Não há meio-termo nesse debate
O foco recente da União Europeia sobre os serviços de VPN, juntamente com os aplicativos de mensagens com criptografia de ponta a ponta, destaca uma questão importante: a pressão por maior acesso a dados vem às custas das liberdades pessoais. Embora seja compreensível que as autoridades precisem de ferramentas para investigar crimes, não há meio-termo nesse debate — é preciso fazer uma escolha crítica. Ou se opta pela segurança e anonimato, ou se concorda em criar mecanismos que permitam a coleta de dados dos usuários. E uma vez que essa coleta é permitida, entra-se em um terreno escorregadio, com risco de erosão dos direitos de privacidade de milhões de pessoas inocentes.
O HLG colocou os serviços de VPN no centro desse debate, classificando-os como um “grande desafio” para as investigações. As VPNs anonimizam as atividades online dos usuários ao mascarar seus endereços IP, dificultando para as autoridades a coleta de metadados que poderiam ajudar a identificar suspeitos. Isso é visto como um obstáculo às investigações, especialmente considerando que metadados — informações como quem está se comunicando, quando e onde — podem ser tão valiosos quanto o conteúdo em si. O mais preocupante é que as recomendações no relatório sugerem que todos os serviços sejam obrigados a reter e fornecer metadados às autoridades sob ameaça de sanções.
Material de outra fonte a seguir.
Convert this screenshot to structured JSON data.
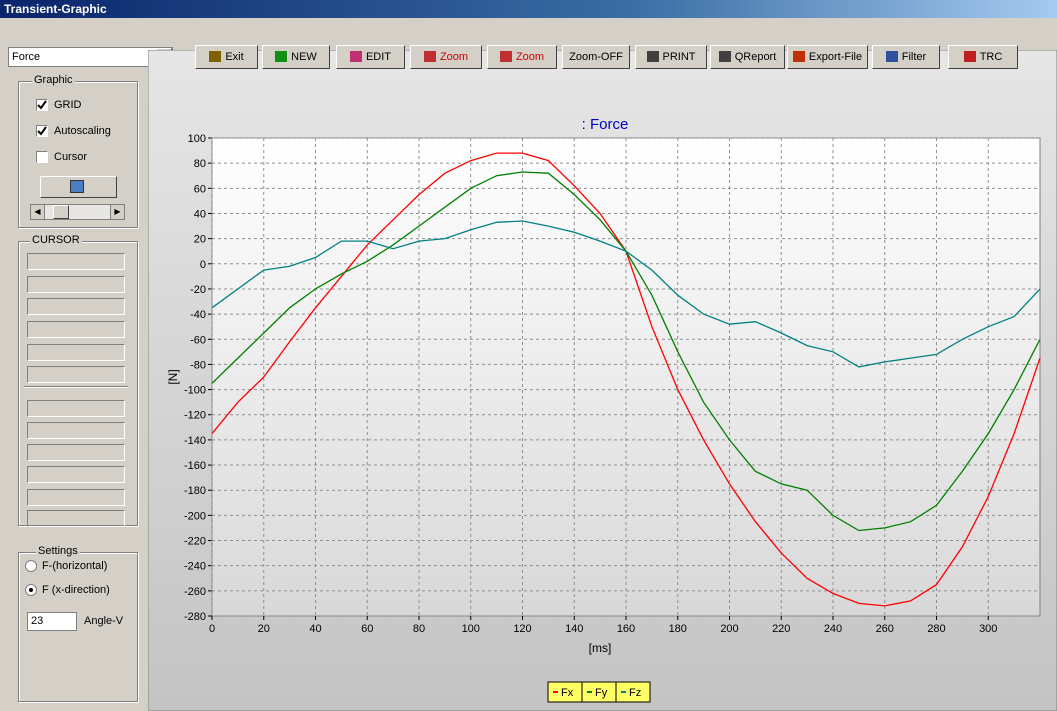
{
  "window": {
    "title": "Transient-Graphic"
  },
  "toolbar": {
    "dropdown": "Force",
    "buttons": [
      "Exit",
      "NEW",
      "EDIT",
      "Zoom",
      "Zoom",
      "Zoom-OFF",
      "PRINT",
      "QReport",
      "Export-File",
      "Filter",
      "TRC"
    ]
  },
  "graphic_panel": {
    "title": "Graphic",
    "checkboxes": [
      {
        "label": "GRID",
        "checked": true
      },
      {
        "label": "Autoscaling",
        "checked": true
      },
      {
        "label": "Cursor",
        "checked": false
      }
    ]
  },
  "cursor_panel": {
    "title": "CURSOR"
  },
  "settings_panel": {
    "title": "Settings",
    "radios": [
      {
        "label": "F-(horizontal)",
        "selected": false
      },
      {
        "label": "F (x-direction)",
        "selected": true
      }
    ],
    "angle_value": 23,
    "angle_label": "Angle-V"
  },
  "chart_data": {
    "type": "line",
    "title": ": Force",
    "x_label": "[ms]",
    "y_label": "[N]",
    "grid": true,
    "xlim": [
      0,
      320
    ],
    "ylim": [
      -280,
      100
    ],
    "xticks": [
      0,
      20,
      40,
      60,
      80,
      100,
      120,
      140,
      160,
      180,
      200,
      220,
      240,
      260,
      280,
      300
    ],
    "yticks": [
      -280,
      -260,
      -240,
      -220,
      -200,
      -180,
      -160,
      -140,
      -120,
      -100,
      -80,
      -60,
      -40,
      -20,
      0,
      20,
      40,
      60,
      80,
      100
    ],
    "x": [
      0,
      10,
      20,
      30,
      40,
      50,
      60,
      70,
      80,
      90,
      100,
      110,
      120,
      130,
      140,
      150,
      160,
      170,
      180,
      190,
      200,
      210,
      220,
      230,
      240,
      250,
      260,
      270,
      280,
      290,
      300,
      310,
      320
    ],
    "series": [
      {
        "name": "Fx",
        "color": "#ff0000",
        "values": [
          -135,
          -110,
          -90,
          -62,
          -35,
          -10,
          15,
          35,
          55,
          72,
          82,
          88,
          88,
          82,
          62,
          40,
          10,
          -50,
          -100,
          -140,
          -175,
          -205,
          -230,
          -250,
          -262,
          -270,
          -272,
          -268,
          -255,
          -225,
          -185,
          -135,
          -75
        ]
      },
      {
        "name": "Fy",
        "color": "#008000",
        "values": [
          -95,
          -75,
          -55,
          -35,
          -20,
          -8,
          2,
          15,
          30,
          45,
          60,
          70,
          73,
          72,
          55,
          35,
          10,
          -25,
          -70,
          -110,
          -140,
          -165,
          -175,
          -180,
          -200,
          -212,
          -210,
          -205,
          -192,
          -165,
          -135,
          -100,
          -60
        ]
      },
      {
        "name": "Fz",
        "color": "#008080",
        "values": [
          -35,
          -20,
          -5,
          -2,
          5,
          18,
          18,
          12,
          18,
          20,
          27,
          33,
          34,
          30,
          25,
          18,
          10,
          -5,
          -25,
          -40,
          -48,
          -46,
          -55,
          -65,
          -70,
          -82,
          -78,
          -75,
          -72,
          -60,
          -50,
          -42,
          -20
        ]
      }
    ]
  }
}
Muitos serviços de VPN, especialmente aqueles que seguem uma política de não registrar logs, são projetados para priorizar o anonimato e a segurança dos dados dos usuários. Isso significa que, a menos que mudanças cruciais sejam feitas em seu design, eles são incapazes de fornecer as informações que as autoridades solicitam. E isso não é apenas por falta de vontade — é porque de fato eles não têm essas informações. Um marco legal que obrigue as VPNs a reterem metadados dos usuários — possivelmente por longos períodos — pode tornar esses serviços inviáveis, levando à retirada de provedores de VPN da UE. Isso não seria inédito; algo semelhante aconteceu na Índia em 2022, quando uma lei exigiu que os provedores de VPN retivessem amplos dados dos usuários, incluindo nomes, por longos períodos, provocando um êxodo de VPNs do país.
Também podemos relembrar o caso do Telegram, que enfrentou grande pressão após as autoridades francesas prenderem o fundador da plataforma, Pavel Durov. O Telegram, antes um bastião da privacidade, passou a entregar mais dados de usuários — como endereços IP e números de telefone — após o ocorrido.
Se a UE exigir que as VPNs coletem e compartilhem dados, estará afastando serviços voltados à privacidade e enfraquecendo os direitos digitais dos indivíduos. As perguntas que ficam são: Vale mesmo a pena comprometer a privacidade de dezenas de milhões de pessoas para, potencialmente, capturar alguns criminosos? Esse nível de vigilância é realmente necessário? Acreditamos que não se pode perder de vista o panorama geral — a preservação da privacidade no mundo digital.